# I think I finally found a whole one



## Take 'em (Nov 12, 2014)

So I've been hanging around in the background on this forum for a few years... Trolling I guess you call it.  I'm not even sure I would qualify as a novice arrowhead/point hunter but I've found hundreds of pieces of what I thought may be points or pieces of arrowheads or tools and whatnots over the years while hunting and fishing mostly while waiting for the dogs to jump a hog.  Anyways, so the reason I decided to jump in the conversation is that I finally found what I think to be a pretty nice point as my son and I were headed to the stand.   So I figured I'd bring it to the experts.  In the last 4 days I have looked on several websites and looked at probably a thousand pictures and read a hundred pages trying to find out what I had.  My best guess would be a Broward... I'd really appreciate any help with the ID. It's 2 3/4" long and 1 1/2" wide and prob not quite a 1/2" thick.  The one that got me excited is the one on the bottom right (SE Screven County). The other 3 I found in a different area this summer (NE Screven County).

Now if I can get the pics to load...


----------



## Take 'em (Nov 12, 2014)

Here's the flip side


----------



## Take 'em (Nov 12, 2014)

Another angle


----------



## Take 'em (Nov 12, 2014)

Last one


----------



## fish hawk (Nov 12, 2014)

That's a nice one!!!


----------



## julian faedo (Nov 12, 2014)

nice one


----------



## Nugefan (Nov 13, 2014)

that's a purty one ..


----------



## Take 'em (Nov 13, 2014)

welllll... I was hoping one of the artifact experts (Hillbilly, Nic, Willjo, Cheehaw, Bow Only) might stop by and have a little insight into the point on the right.  If any of yall have any experience with the Broward points, I'd love to hear yalls opinions and/or direction of what it might actually be.  

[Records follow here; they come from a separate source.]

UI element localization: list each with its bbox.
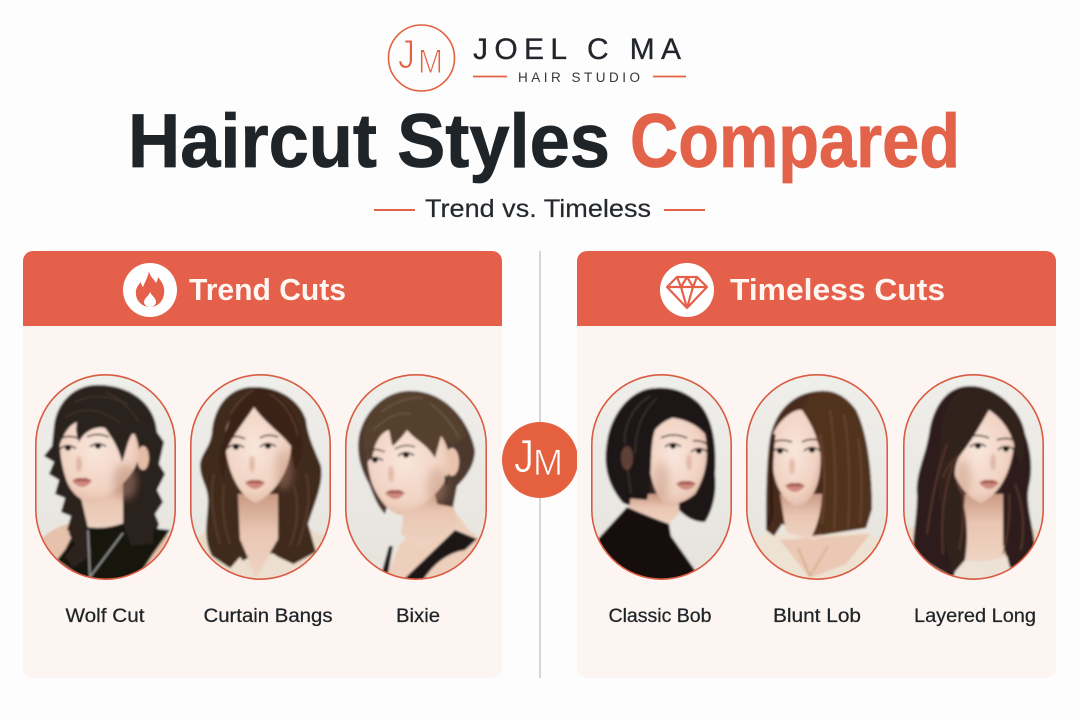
label: curtain bangs: Curtain Bangs [204,606,332,627]
panel: trend cuts [23,251,502,678]
icon: flame [123,263,177,317]
badge: JM monogram [502,422,578,498]
panel: timeless cuts [577,251,1056,678]
divider [539,251,541,678]
portrait: classic bob [591,374,732,580]
timeless header bar [577,251,1056,326]
badge: JM monogram: J [514,430,534,482]
logo name: JOEL C MA [473,33,681,66]
label: blunt lob: Blunt Lob [773,606,861,627]
label: layered long: Layered Long [914,606,1036,627]
title: Compared [630,99,960,184]
icon: diamond [660,263,714,317]
trend heading: Trend Cuts [189,273,346,307]
logo: Joel C Ma Hair Studio [388,25,686,91]
portrait: layered long [903,374,1044,580]
logo monogram [398,31,443,81]
title [128,99,960,184]
label: bixie: Bixie [396,606,440,627]
portrait: blunt lob [746,374,888,580]
logo monogram: M [418,43,443,81]
logo tagline: HAIR STUDIO [518,70,640,85]
badge: JM monogram: M [533,442,563,483]
portrait: bixie [345,374,487,580]
portrait: wolf cut [35,374,176,580]
label: classic bob: Classic Bob [608,606,712,627]
title: Haircut Styles [128,99,610,184]
logo monogram: J [398,31,415,77]
subtitle: Trend vs. Timeless [425,195,651,223]
portrait: curtain bangs [190,374,331,580]
label: wolf cut: Wolf Cut [66,606,145,627]
trend header bar [23,251,502,326]
timeless heading: Timeless Cuts [730,273,945,307]
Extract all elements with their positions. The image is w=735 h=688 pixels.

Would also like to hear any opinions on any fo the others also... especially the square notched piece.  I kinda assumed the the top two in the pics were just flakes or maybe points that were started and never finished but who knows??  I can already see that this artifact hunting is gonna get addictive!  Any help is greatly appreciated.


----------



## Munkywrench (Nov 13, 2014)

I can tell you for sure the two in the middle are flakes. The real thin one was a thinning flake and the thicker one probably came off a spall. Top left maybe a flake too. The guys you mentioned will know better than me though. I just break rocks, I don't know all the points.


----------



## Nicodemus (Nov 13, 2014)

You have a nice stemmed point there. Not exactly what type it fits into, but it`s a projectile point more than likely used with an atlatl. 

The other 3 pieces are percussion flakes from the knapping process.


----------



## Take 'em (Nov 13, 2014)

appreciate the info fellas!

Nic-
I've read a little about the atlatl but am having trouble completely understanding if there is any way of determining the period of a point that may have been used with that particular weapon.  Does it just come down to the style of the point, method of manufacture and/or material used.  Im just guessing but if this was an atlatl projectile point, you can't really use wear or resharpening of edges to classify period, assuming that alot of these points never made it back to thier original owner??  I've just noticed that on some of the Early Archaeic points, are nearly wore slap out.  This one looks like it just rolled off the showroom floor. Just trying to get a direction to head to learn more about this particular point.

Thanks again for the info... interested to learn all I can!


----------



## chehawknapper (Nov 13, 2014)

Woodland period, 1500 - 3000 years old. Atlatl dart point. Too big for arrowhead. Bows and arrows started showing up during the woodland period but arrowheads that were being used when the first Europeans arrived are what most collectors call "bird points" - small triangles. True arrowheads during the woodland period were larger. Nice point. Heat treated chert, possibly Briar creek material.


----------



## Willjo (Nov 13, 2014)

Your point has a kirk look to it most likely a Kirk Stemmed. Although it is supposed to be serrated it may have been at one time. Every point you find in that area will not fit in any classification. We find a lot of those that look like a combination of several styles of points. I find my points in Burke county just across the county line near Screven.


----------



## Take 'em (Nov 14, 2014)

We spend alot of time chasin hogs around that run of Briar Creek and Savannah River swamp also around Stoney Bluff.  That's when I get to do most of my lookin.  We find mostly flint flakes and pieces but a little bit of chert too.  Our group has found some nice points (mostly the smaller ones... arrowheads??) and pottery pieces in that area but this is the first solid that I've personally found.  Find a good bit of worked material around the south end of Ogeechee Creek around Oliver also.


----------



## NCHillbilly (Nov 17, 2014)

Nice one. I'd probably call it an "Archaic-period stemmed point," or possibly early Woodland as Ben said.  As others have said, the other three are thinning flakes- debitage produced while working a spall or chunk of rock down into a preform.


----------



## FOD (Nov 17, 2014)

Nice find. Pretty close to my area too.


----------



## runswithbeer (Nov 17, 2014)

what about an exhausted pickwick?


----------